Something in Cassie broke like a trigger sear. She turned to face the actor. "Maybe you think so," she said, interrupting whatever he was going to say next. "But I'm willing to try. That is, if you're not afraid to risk being shown up by a mere woman."
He blinked, obviously taken aback by her hard-eyed anger. Mishcha Kurosawa had materialized on the scene, as was his wont, like a good little secret-police spy or a good fixer, whichever. He moved between the two like a teacher breaking up a schoolground fight.
"Here, now, Lieutenant, don't bother yourself," he said. "It's almost lunchtime, and Mr. Tchang has a busy shooting schedule—"
"I can wait for lunch," Cassie said.
The kuromaku looked to Tchang, who nodded. "It's all right, Mishcha. I've got a little slack in my schedule right now. They're having some trouble with the crew over at Sound Stage 5. Some new people who aren't quite broken in."

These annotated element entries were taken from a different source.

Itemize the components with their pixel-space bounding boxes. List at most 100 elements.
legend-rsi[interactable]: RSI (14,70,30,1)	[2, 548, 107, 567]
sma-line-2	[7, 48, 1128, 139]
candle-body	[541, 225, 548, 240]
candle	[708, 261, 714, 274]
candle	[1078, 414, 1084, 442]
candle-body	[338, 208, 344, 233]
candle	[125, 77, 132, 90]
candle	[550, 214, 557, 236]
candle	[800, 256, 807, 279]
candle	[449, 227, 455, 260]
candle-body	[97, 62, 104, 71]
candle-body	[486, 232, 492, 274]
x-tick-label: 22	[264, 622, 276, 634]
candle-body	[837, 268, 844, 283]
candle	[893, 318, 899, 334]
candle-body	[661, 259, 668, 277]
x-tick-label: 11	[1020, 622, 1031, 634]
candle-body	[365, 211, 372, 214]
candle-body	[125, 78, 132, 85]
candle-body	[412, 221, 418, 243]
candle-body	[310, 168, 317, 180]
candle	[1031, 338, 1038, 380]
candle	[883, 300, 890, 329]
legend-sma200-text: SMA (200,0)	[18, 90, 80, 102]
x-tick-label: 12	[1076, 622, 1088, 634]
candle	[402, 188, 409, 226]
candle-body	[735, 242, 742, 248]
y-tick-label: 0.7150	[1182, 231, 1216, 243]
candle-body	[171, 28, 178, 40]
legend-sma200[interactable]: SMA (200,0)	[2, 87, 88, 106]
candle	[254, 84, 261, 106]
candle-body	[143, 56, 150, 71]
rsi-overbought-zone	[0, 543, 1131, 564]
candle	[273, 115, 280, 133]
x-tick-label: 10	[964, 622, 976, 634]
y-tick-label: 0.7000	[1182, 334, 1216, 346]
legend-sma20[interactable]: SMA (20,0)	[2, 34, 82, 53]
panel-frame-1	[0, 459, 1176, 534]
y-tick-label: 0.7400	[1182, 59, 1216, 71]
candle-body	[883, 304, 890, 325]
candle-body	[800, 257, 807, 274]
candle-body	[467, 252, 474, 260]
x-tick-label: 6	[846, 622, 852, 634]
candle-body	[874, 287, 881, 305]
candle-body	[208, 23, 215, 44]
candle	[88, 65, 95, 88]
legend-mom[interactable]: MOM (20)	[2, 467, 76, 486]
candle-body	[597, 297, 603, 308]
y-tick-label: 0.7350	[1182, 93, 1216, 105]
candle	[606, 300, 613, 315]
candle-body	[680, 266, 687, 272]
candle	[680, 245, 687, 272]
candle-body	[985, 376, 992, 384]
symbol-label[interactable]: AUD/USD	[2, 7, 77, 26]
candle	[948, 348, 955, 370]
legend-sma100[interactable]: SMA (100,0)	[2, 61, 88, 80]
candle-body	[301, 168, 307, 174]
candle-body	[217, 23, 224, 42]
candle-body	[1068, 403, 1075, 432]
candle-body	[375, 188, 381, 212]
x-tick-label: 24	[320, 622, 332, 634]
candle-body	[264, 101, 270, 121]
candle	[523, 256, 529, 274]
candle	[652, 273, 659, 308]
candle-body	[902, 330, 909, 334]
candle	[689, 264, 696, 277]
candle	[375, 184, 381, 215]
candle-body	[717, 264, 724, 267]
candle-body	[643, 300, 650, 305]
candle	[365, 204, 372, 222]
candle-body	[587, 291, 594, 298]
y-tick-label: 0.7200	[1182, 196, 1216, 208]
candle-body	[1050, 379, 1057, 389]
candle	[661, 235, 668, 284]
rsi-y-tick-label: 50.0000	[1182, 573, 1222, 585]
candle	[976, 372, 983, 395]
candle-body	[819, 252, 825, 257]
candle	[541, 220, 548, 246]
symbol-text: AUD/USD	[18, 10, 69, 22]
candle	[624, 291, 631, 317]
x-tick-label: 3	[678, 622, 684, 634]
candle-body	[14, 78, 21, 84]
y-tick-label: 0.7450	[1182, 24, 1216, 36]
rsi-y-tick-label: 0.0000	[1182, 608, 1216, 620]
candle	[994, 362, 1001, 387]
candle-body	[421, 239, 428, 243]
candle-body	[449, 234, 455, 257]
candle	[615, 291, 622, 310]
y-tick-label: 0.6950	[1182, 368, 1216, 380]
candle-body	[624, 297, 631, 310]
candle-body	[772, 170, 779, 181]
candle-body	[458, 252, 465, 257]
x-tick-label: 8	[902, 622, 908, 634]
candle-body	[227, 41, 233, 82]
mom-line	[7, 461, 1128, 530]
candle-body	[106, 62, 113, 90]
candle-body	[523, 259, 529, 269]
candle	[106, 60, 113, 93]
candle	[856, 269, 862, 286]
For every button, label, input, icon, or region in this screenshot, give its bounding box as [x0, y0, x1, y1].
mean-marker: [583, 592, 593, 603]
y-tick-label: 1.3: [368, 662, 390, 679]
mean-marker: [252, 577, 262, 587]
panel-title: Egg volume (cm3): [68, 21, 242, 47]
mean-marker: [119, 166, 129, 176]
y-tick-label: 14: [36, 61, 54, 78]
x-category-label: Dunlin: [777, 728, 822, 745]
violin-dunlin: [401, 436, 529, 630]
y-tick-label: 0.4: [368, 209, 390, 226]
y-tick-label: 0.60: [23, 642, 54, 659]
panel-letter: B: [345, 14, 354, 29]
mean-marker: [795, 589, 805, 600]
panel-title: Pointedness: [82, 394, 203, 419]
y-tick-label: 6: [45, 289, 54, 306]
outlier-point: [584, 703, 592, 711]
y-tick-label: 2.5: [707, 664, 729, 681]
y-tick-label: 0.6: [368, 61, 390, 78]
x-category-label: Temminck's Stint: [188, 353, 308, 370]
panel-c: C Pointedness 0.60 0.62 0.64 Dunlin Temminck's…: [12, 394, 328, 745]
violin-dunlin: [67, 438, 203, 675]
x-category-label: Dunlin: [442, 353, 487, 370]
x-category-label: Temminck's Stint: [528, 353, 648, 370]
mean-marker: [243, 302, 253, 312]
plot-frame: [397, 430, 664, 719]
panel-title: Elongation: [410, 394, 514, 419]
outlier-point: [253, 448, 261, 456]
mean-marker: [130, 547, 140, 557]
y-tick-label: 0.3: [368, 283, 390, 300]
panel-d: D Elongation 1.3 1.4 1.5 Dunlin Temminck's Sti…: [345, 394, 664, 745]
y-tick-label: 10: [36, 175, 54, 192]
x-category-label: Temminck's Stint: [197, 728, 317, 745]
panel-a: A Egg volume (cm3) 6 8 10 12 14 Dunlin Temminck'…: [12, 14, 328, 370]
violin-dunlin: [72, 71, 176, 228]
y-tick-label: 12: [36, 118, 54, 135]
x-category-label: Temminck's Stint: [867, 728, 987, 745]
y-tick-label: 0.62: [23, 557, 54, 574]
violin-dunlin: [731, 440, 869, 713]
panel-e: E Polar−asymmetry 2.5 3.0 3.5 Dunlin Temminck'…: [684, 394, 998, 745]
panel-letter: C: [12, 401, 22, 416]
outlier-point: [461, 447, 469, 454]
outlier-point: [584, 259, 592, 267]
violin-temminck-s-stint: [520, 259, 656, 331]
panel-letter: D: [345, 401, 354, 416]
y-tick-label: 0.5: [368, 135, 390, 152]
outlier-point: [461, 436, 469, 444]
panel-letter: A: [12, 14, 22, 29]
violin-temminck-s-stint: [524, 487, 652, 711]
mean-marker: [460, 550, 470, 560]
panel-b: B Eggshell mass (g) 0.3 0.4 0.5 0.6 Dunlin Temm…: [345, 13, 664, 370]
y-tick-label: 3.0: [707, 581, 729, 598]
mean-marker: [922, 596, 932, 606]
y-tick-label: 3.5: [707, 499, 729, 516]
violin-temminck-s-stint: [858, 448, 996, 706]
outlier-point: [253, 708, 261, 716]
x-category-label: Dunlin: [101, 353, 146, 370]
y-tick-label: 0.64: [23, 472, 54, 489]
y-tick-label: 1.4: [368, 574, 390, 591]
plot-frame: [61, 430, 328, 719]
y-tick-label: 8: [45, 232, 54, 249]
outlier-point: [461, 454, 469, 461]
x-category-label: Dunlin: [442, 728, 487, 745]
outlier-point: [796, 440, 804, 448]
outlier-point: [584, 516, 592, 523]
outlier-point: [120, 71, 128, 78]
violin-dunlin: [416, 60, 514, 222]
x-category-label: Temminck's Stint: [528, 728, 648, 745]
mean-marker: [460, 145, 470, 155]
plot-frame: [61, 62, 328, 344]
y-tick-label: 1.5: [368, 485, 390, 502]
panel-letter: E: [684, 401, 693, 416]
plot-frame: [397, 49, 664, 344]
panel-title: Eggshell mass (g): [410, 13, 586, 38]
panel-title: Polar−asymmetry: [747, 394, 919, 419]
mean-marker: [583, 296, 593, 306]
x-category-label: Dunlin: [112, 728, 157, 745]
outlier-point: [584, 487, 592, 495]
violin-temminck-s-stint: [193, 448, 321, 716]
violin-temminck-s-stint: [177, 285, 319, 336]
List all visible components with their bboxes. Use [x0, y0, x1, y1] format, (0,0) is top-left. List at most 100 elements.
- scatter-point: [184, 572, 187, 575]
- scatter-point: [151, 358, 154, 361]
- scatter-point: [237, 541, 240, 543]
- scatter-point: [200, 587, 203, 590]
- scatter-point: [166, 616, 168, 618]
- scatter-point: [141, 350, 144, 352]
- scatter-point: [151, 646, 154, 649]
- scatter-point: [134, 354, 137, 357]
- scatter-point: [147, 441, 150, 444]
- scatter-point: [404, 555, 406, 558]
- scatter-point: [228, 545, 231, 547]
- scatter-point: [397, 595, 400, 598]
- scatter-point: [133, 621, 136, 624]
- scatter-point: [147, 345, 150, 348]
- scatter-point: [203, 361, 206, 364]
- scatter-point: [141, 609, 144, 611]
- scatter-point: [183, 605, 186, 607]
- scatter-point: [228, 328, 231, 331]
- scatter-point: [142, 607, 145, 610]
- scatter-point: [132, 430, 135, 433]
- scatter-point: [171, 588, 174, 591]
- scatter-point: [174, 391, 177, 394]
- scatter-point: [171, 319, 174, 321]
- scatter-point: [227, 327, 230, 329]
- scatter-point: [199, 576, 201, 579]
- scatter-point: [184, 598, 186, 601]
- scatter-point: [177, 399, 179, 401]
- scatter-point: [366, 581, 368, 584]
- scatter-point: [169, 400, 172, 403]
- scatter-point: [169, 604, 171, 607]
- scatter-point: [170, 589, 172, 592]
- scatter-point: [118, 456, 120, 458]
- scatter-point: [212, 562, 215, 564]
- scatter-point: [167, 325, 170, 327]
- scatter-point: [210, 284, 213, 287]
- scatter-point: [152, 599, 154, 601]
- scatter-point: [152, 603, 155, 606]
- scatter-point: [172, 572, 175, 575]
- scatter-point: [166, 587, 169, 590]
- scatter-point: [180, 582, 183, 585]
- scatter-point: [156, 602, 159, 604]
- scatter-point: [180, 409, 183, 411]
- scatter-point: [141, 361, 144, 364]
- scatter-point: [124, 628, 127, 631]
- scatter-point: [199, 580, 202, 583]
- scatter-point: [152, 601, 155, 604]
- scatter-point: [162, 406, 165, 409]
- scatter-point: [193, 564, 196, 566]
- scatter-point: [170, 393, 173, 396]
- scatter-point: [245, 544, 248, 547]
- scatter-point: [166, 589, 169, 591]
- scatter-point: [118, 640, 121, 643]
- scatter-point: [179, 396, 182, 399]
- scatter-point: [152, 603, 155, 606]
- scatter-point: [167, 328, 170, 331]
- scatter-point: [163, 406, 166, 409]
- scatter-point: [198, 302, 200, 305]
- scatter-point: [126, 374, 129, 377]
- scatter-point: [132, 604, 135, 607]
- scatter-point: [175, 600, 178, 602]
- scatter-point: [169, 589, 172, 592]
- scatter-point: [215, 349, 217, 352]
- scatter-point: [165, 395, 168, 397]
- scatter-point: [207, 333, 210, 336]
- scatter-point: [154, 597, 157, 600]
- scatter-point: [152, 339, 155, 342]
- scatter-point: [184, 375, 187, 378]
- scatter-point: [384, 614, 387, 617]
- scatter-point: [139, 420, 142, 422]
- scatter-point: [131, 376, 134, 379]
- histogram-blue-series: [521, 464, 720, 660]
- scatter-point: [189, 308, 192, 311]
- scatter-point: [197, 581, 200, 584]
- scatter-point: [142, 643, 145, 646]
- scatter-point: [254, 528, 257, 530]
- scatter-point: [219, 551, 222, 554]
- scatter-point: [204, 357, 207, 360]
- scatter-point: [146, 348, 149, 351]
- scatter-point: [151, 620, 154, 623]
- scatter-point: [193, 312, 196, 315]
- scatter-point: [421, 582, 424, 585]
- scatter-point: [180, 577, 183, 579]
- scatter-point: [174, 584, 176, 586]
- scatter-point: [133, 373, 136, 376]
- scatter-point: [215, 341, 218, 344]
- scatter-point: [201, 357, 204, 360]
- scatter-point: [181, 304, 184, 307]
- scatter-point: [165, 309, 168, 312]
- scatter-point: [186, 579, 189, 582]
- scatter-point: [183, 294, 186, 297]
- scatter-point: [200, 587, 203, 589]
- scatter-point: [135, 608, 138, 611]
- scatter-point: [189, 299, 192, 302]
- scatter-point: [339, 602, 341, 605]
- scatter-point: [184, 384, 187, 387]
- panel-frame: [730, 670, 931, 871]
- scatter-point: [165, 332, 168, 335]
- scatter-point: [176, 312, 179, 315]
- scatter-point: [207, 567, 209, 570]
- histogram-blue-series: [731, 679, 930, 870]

Mishcha turned from him to Cassie. His assignment was the Seventeenth, not Johnny Tchang, but obviously if the Liao-turned-Davion superstar who Takura Migaki had moved heaven and earth to get into one of his productions came to harm through anything Kurosawa did or didn't do, young Mishcha was going to find himself a combat grip on a crew making a you-are-there documentary about a kamikaze raid on Kanowit in the Smoke Jaguar Occupation Zone, and no mistake. For a secret-police bancho Migaki was remarkably human, maybe even the weakling Kiguri and Ninyu Kerai and the other koha—"hard school"—tough guys in the ISF made him out to be. But as a studio boss he was a screaming perfectionist.